The political leader of the Barbados Labour Party said during her reply to the Financial Statement and Budgetary Proposals presented by Prime Minister David Thompson on Monday, that Government had failed to make the right choices that would help the people.
Mottley told the House of Assembly the Democratic Labour Party Government had a "moral duty" to shield Barbadians from the onslaught of increases.
"There are times, as happened in 9/11 (after September 11, 2001), when you have to make a conscious decision to increase the level of debt to protect the people of this country.
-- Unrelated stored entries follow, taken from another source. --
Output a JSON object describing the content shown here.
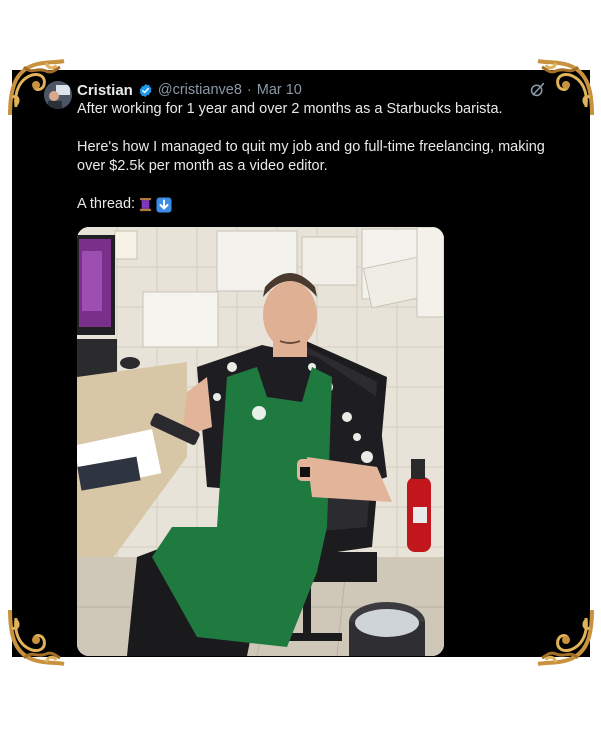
{
  "tweet": {
    "author_name": "Cristian",
    "handle": "@cristianve8",
    "separator": "·",
    "date": "Mar 10",
    "paragraph_1": "After working for 1 year and over 2 months as a Starbucks barista.",
    "paragraph_2": "Here's how I managed to quit my job and go full-time freelancing, making over $2.5k per month as a video editor.",
    "thread_label": "A thread:",
    "thread_emojis": [
      "spool-icon",
      "down-arrow-icon"
    ]
  },
  "icons": {
    "verified": "verified-badge-icon",
    "grok": "grok-icon"
  },
  "colors": {
    "card_background": "#000000",
    "page_background": "#ffffff",
    "text_primary": "#e7e9ea",
    "text_secondary": "#8b98a5",
    "verified_blue": "#1d9bf0",
    "apron_green": "#1f7a3f",
    "frame_gold": "#c8923f"
  }
}
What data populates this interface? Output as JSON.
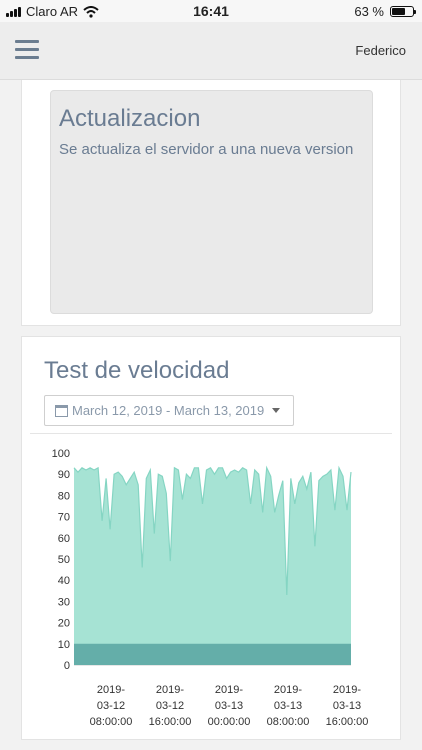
{
  "status_bar": {
    "carrier": "Claro AR",
    "time": "16:41",
    "battery_text": "63 %",
    "battery_level": 0.63,
    "icons": [
      "signal-icon",
      "wifi-icon",
      "battery-icon"
    ]
  },
  "navbar": {
    "menu_icon": "hamburger-icon",
    "user": "Federico"
  },
  "update_card": {
    "title": "Actualizacion",
    "text": "Se actualiza el servidor a una nueva version"
  },
  "speed_card": {
    "title": "Test de velocidad",
    "date_range": "March 12, 2019 - March 13, 2019",
    "icons": [
      "calendar-icon",
      "caret-down-icon"
    ]
  },
  "colors": {
    "area_upper": "#a6e3d4",
    "area_upper_stroke": "#85d5c3",
    "area_lower": "#64aea9",
    "title": "#6a7c92"
  },
  "chart_data": {
    "type": "area",
    "ylim": [
      0,
      100
    ],
    "yticks": [
      0,
      10,
      20,
      30,
      40,
      50,
      60,
      70,
      80,
      90,
      100
    ],
    "x_ticks": [
      {
        "date": "2019-03-12",
        "time": "08:00:00"
      },
      {
        "date": "2019-03-12",
        "time": "16:00:00"
      },
      {
        "date": "2019-03-13",
        "time": "00:00:00"
      },
      {
        "date": "2019-03-13",
        "time": "08:00:00"
      },
      {
        "date": "2019-03-13",
        "time": "16:00:00"
      }
    ],
    "series": [
      {
        "values": [
          93,
          91,
          93,
          92,
          93,
          92,
          93,
          68,
          88,
          64,
          90,
          91,
          89,
          85,
          88,
          91,
          85,
          46,
          88,
          92,
          62,
          90,
          89,
          81,
          49,
          93,
          92,
          78,
          90,
          88,
          93,
          93,
          76,
          92,
          93,
          90,
          93,
          93,
          88,
          91,
          92,
          91,
          93,
          92,
          76,
          92,
          90,
          72,
          93,
          89,
          72,
          80,
          87,
          33,
          88,
          76,
          86,
          89,
          83,
          91,
          56,
          87,
          89,
          90,
          92,
          73,
          93,
          89,
          73,
          91
        ]
      },
      {
        "values": [
          10,
          10,
          10,
          10,
          10,
          10,
          10,
          10,
          10,
          10,
          10,
          10,
          10,
          10,
          10,
          10,
          10,
          10,
          10,
          10,
          10,
          10,
          10,
          10,
          10,
          10,
          10,
          10,
          10,
          10,
          10,
          10,
          10,
          10,
          10,
          10,
          10,
          10,
          10,
          10,
          10,
          10,
          10,
          10,
          10,
          10,
          10,
          10,
          10,
          10,
          10,
          10,
          10,
          10,
          10,
          10,
          10,
          10,
          10,
          10,
          10,
          10,
          10,
          10,
          10,
          10,
          10,
          10,
          10,
          10
        ]
      }
    ]
  }
}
It is easier, as we showed, to bring back down debt in two to three years than it is to deal with the social dislocation from unemployment that is there for three or four months.
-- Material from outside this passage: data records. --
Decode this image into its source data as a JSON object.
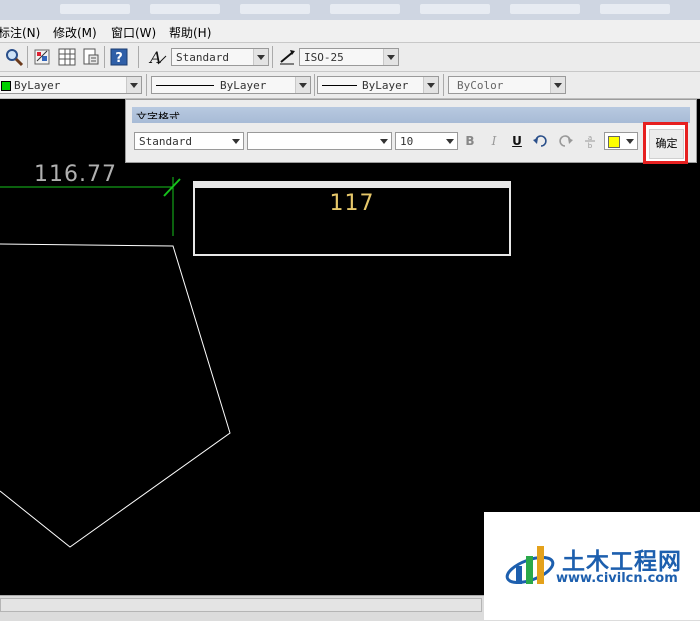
{
  "menubar": {
    "items": [
      "标注(N)",
      "修改(M)",
      "窗口(W)",
      "帮助(H)"
    ]
  },
  "toolbar": {
    "text_style": "Standard",
    "dim_style": "ISO-25"
  },
  "properties_bar": {
    "color": "ByLayer",
    "linetype": "ByLayer",
    "lineweight": "ByLayer",
    "plot_style": "ByColor"
  },
  "text_format": {
    "title": "文字格式",
    "style": "Standard",
    "font": "",
    "height": "10",
    "bold": "B",
    "italic": "I",
    "underline": "U",
    "ok_label": "确定",
    "text_color_hex": "#ffff00"
  },
  "drawing": {
    "dimension_value": "116.77",
    "edited_text": "117"
  },
  "watermark": {
    "title": "土木工程网",
    "url": "www.civilcn.com"
  }
}
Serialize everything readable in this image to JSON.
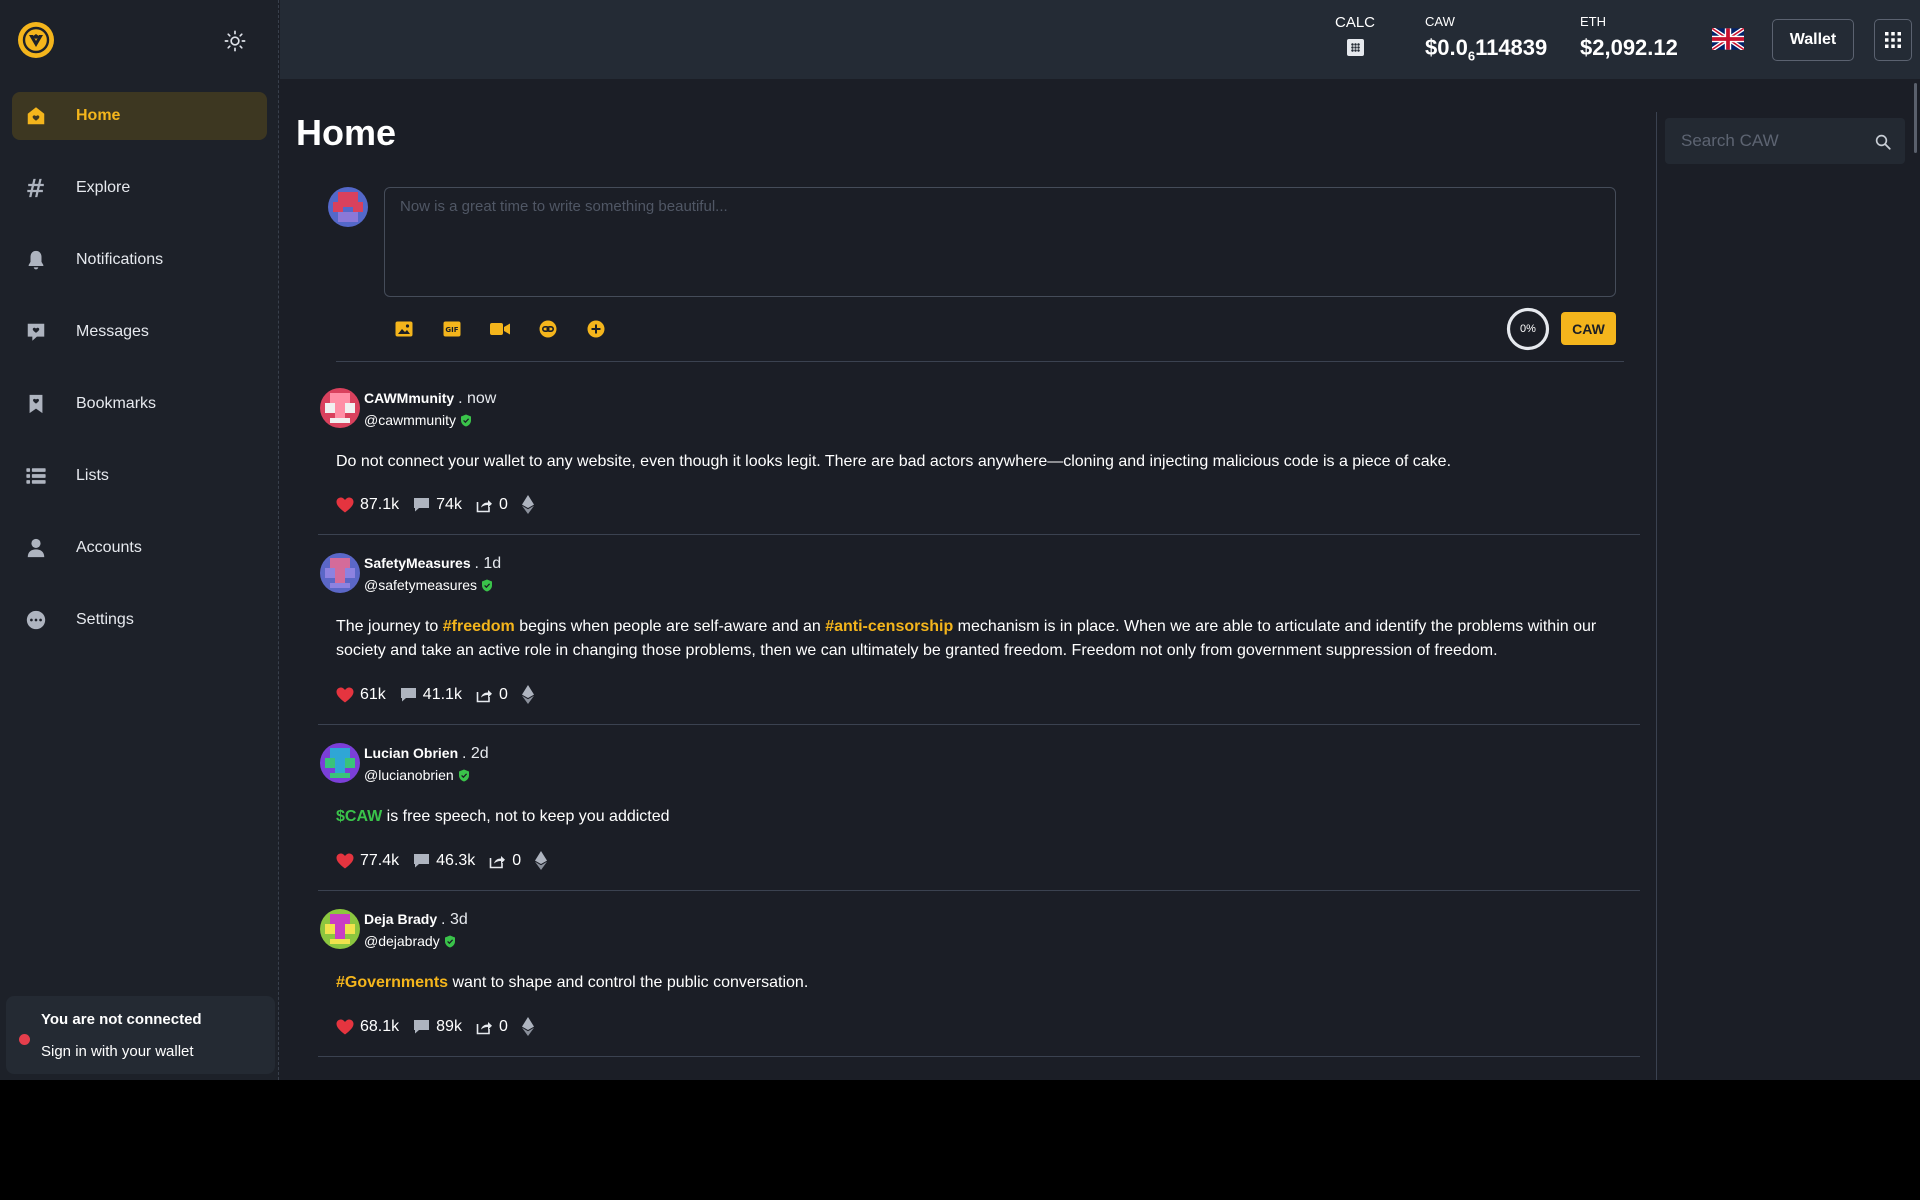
{
  "sidebar": {
    "items": [
      {
        "label": "Home",
        "icon": "home-icon"
      },
      {
        "label": "Explore",
        "icon": "hashtag-icon"
      },
      {
        "label": "Notifications",
        "icon": "bell-icon"
      },
      {
        "label": "Messages",
        "icon": "message-icon"
      },
      {
        "label": "Bookmarks",
        "icon": "bookmark-icon"
      },
      {
        "label": "Lists",
        "icon": "list-icon"
      },
      {
        "label": "Accounts",
        "icon": "person-icon"
      },
      {
        "label": "Settings",
        "icon": "more-icon"
      }
    ],
    "connection": {
      "title": "You are not connected",
      "action": "Sign in with your wallet"
    }
  },
  "topbar": {
    "calc_label": "CALC",
    "caw_label": "CAW",
    "caw_price_prefix": "$0.0",
    "caw_price_zeros": "6",
    "caw_price_digits": "114839",
    "eth_label": "ETH",
    "eth_price": "$2,092.12",
    "wallet_label": "Wallet"
  },
  "main": {
    "title": "Home",
    "composer": {
      "placeholder": "Now is a great time to write something beautiful...",
      "progress": "0%",
      "submit_label": "CAW"
    },
    "search_placeholder": "Search CAW"
  },
  "posts": [
    {
      "name": "CAWMmunity",
      "time": ". now",
      "handle": "@cawmmunity",
      "text": [
        {
          "t": "Do not connect your wallet to any website, even though it looks legit. There are bad actors anywhere—cloning and injecting malicious code is a piece of cake."
        }
      ],
      "likes": "87.1k",
      "comments": "74k",
      "shares": "0"
    },
    {
      "name": "SafetyMeasures",
      "time": ". 1d",
      "handle": "@safetymeasures",
      "text": [
        {
          "t": "The journey to "
        },
        {
          "t": "#freedom",
          "k": "tag"
        },
        {
          "t": " begins when people are self-aware and an "
        },
        {
          "t": "#anti-censorship",
          "k": "tag"
        },
        {
          "t": " mechanism is in place. When we are able to articulate and identify the problems within our society and take an active role in changing those problems, then we can ultimately be granted freedom. Freedom not only from government suppression of freedom."
        }
      ],
      "likes": "61k",
      "comments": "41.1k",
      "shares": "0"
    },
    {
      "name": "Lucian Obrien",
      "time": ". 2d",
      "handle": "@lucianobrien",
      "text": [
        {
          "t": "$CAW",
          "k": "coin"
        },
        {
          "t": " is free speech, not to keep you addicted"
        }
      ],
      "likes": "77.4k",
      "comments": "46.3k",
      "shares": "0"
    },
    {
      "name": "Deja Brady",
      "time": ". 3d",
      "handle": "@dejabrady",
      "text": [
        {
          "t": "#Governments",
          "k": "tag"
        },
        {
          "t": " want to shape and control the public conversation."
        }
      ],
      "likes": "68.1k",
      "comments": "89k",
      "shares": "0"
    }
  ]
}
"All of us know that any bout of protracted unemployment in Barbados, where a person is out of a job for three months, four months, five months, the house is in jeopardy whether it is rent or mortgage unless they were lucky enough to be living in a debt-free house," Mottley said.
She added it was not desirable to have a situation that existed in the early 1990s and "it was easier to make a decision to bring back down debt".
"If you can therefore finance public goods that will lead to the earning of foreign exchange in tourism, manufacturing and agriculture. If you can finance public goods that will lead to the provision of jobs through education and through health, then I believe you have a moral duty to finance public goods that shield Barbadians from the kind of misery that goes with their risk of losing their jobs and their inability to feed and properly take care of themselves because of the cost of living," Mottley said.
She also said there was nothing included in the Budget for the middle class, and as a result they were "smelling hell".
"They have a fixed income, their expenditure is rising, if they have children they have to deal with the children's welfare needs. If they have cars they have to buy the gas or diesel. They got now to find the increased money to license or tax the car, and if they were hoping they could live as many young Barbadians choose to do on $150 or $100 a week in order to make a sacrifice to buy a car, or to make a sacrifice to make a trip or do other things they were doing before, they have now to change that," Mottley said.
She said she feared for the future of young Barbadians who were facing increases in a number of areas.